Even more heartening are Penguin’s recent releases focused on regional cooking—it has brought out an entire line of regional Indian cookbooks such as The Essential North-East Cookbook, The Essential Kerala Cookbook, and The Essential Goa Cookbook.
These are all significant today because, as Appadurai says, “They begin to provide people from one region or place, a systematic glimpse of the culinary traditions of another.” But they are also an ode to memory in a time that hums with generic packaged foods, access to the internet, and popular television shows from around the world—all of which are rapidly contouring modern kitchen life. They act as a Proustian madeleine of sorts, modeling Indian culture for the considerable number of Indians living abroad, who have glazed memories of home cooking. As a consequence, these books have grown into a redoubt of Indian culture, cultural artifacts that stave off the fear of a loss of Indian traditions.

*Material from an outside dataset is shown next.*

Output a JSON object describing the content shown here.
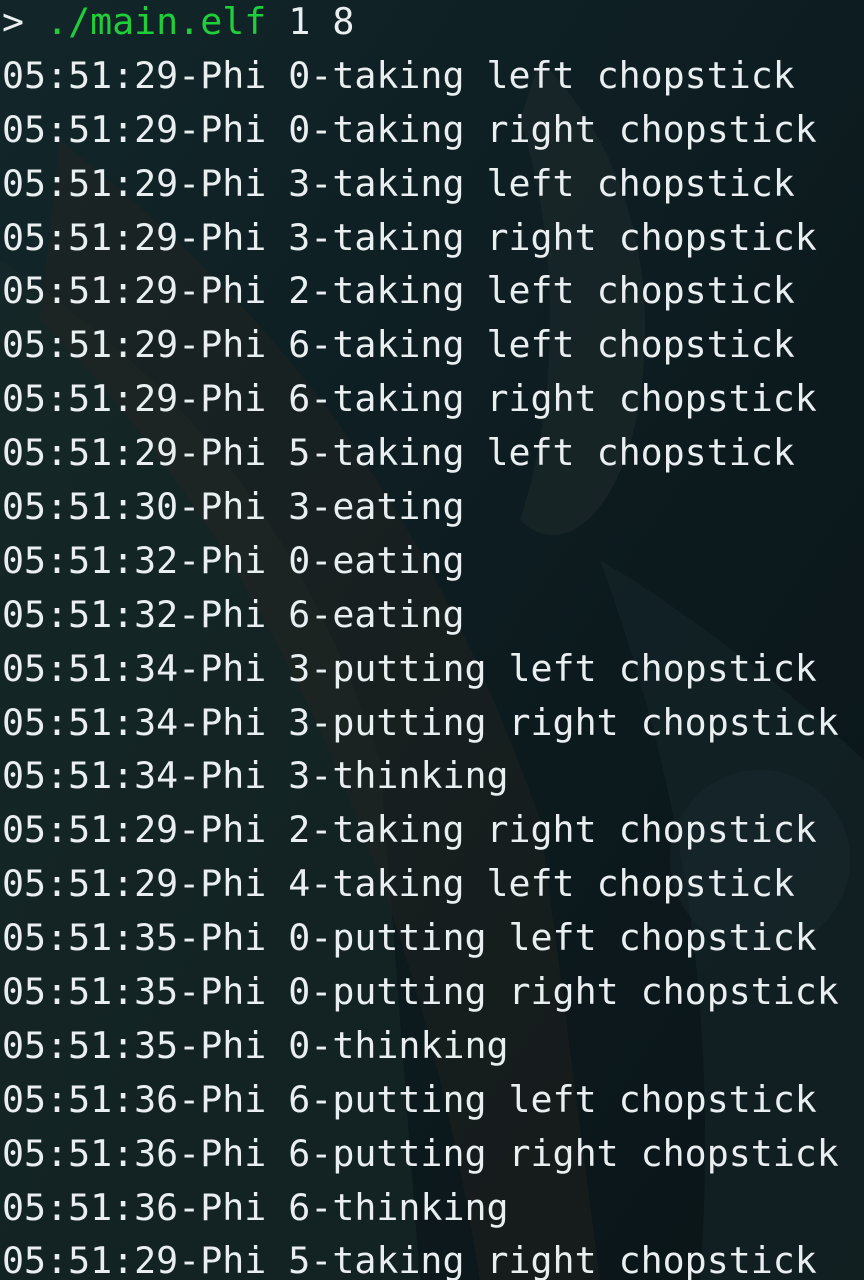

One recent example, Archana Pidathala’s Five Morsels of Love, is a self-published book of Andhra recipes dedicated to her grandmother and thickened with the warmth of her family stories. Her recipes boast a density of detail, explaining terms such as “tempering” that may baffle a novice cook. A curious, kind book about her grandmother, it shot to fame when it was shortlisted for the Art of Eating Prize in 2017 and was subsequently featured in The New York Times, NPR, and elsewhere.
Pidathala confined herself to a small region, a small community, but rather than hobbling her into obscurity, it has energized the world of Indian food publishing. It would be wonderful if readers and publishers took this lesson to heart by publishing more, reading more, and helping to elevate these cookbooks from oblivion to the pillars of national cuisine that they are.
*Parsis are Indian Zoroastrians, followers of the prophet Zoroaster, the world’s first monotheistic religion that originated in Iran.